Day One Biopharmaceuticals announced the recently completed submission of the rolling New Drug Application (NDA) to the U.S. Food and Drug Administration (FDA) for Tovorafenib as a monotherapy in relapsed or progressive pediatric low-grade glioma (pLGG). The Company anticipates the FDA will file the rolling NDA by mid-November 2023. FIREFLY-1 is an open-label, pivotal Phase 2 trial, which treated a total of 137 patients across two study arms. Arm 1 evaluated tovorafenib in 77 patients as a once-weekly monotherapy in patients aged 6 months to 25 years with relapsed or progressive pLGG.

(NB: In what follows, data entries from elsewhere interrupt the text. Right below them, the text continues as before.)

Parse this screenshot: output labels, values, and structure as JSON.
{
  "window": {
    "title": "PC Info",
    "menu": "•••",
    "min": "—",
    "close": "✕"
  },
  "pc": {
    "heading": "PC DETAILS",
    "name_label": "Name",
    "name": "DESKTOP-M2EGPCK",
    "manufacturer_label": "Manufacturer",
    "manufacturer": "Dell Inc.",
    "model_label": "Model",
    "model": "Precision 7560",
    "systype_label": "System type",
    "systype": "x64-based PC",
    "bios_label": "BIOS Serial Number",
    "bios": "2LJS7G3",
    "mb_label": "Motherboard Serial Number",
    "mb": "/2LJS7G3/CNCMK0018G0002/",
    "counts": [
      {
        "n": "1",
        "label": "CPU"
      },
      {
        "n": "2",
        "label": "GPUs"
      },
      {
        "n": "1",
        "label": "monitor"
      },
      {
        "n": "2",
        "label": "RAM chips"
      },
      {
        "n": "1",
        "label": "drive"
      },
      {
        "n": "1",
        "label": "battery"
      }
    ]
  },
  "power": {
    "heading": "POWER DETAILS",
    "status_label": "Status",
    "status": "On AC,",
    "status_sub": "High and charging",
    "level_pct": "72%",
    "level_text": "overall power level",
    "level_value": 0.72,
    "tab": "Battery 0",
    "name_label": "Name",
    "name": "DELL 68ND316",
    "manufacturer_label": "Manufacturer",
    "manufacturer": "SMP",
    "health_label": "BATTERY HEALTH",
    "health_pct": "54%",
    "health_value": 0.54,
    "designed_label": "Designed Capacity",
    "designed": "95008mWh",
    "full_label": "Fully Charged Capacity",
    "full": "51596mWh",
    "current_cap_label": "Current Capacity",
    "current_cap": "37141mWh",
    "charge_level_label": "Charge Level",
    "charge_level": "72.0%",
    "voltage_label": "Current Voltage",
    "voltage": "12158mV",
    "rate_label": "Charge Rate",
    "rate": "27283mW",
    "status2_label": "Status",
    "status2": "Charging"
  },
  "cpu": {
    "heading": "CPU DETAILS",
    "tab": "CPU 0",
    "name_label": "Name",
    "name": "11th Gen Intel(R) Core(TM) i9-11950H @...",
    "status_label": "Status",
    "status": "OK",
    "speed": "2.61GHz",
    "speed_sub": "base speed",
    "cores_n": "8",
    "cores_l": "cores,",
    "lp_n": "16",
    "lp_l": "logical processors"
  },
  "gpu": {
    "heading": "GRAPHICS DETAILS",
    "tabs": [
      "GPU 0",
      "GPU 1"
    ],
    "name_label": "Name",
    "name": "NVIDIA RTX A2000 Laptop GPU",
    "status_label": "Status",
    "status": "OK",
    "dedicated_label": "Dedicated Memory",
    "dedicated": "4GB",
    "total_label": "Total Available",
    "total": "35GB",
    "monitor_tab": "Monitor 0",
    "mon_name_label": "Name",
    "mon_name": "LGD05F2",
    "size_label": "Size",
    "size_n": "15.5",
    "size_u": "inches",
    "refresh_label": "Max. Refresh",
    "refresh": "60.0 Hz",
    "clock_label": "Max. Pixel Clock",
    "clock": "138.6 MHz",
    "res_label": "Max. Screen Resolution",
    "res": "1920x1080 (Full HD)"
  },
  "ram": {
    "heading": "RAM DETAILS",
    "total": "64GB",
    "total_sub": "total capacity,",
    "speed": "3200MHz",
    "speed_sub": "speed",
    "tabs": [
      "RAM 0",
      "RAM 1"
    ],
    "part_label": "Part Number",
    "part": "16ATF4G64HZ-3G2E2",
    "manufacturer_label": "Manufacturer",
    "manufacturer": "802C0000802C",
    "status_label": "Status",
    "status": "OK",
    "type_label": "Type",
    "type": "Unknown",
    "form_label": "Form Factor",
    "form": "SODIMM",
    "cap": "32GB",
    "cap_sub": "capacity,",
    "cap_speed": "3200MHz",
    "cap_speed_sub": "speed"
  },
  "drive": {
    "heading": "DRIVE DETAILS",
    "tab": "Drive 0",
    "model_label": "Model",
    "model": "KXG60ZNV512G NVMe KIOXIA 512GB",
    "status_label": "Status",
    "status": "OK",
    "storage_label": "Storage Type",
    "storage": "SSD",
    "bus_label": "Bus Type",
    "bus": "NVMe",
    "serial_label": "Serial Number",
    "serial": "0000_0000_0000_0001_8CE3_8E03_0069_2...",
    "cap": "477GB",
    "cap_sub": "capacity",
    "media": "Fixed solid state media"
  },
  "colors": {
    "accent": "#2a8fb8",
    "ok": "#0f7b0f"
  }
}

The primary endpoint of the trial is ORR by Response Assessment for Neuro-Oncology High-Grade Glioma (RANO-HGG) criteria. Secondary endpoints include ORR by Response Assessment in Pediatric Neuro-Oncology Low-Grade Glioma (RAPNO-LGG), progression-free survival (PFS), duration of response (DOR), time to response, clinical benefit rate and safety. The NDA submission also includes an exploratory analysis of ORR by Response Assessment for Neuro-Oncology Low-Grade Glioma (RANO-LGG).

All data have been assessed by a blinded Independent Review Committee (IRC).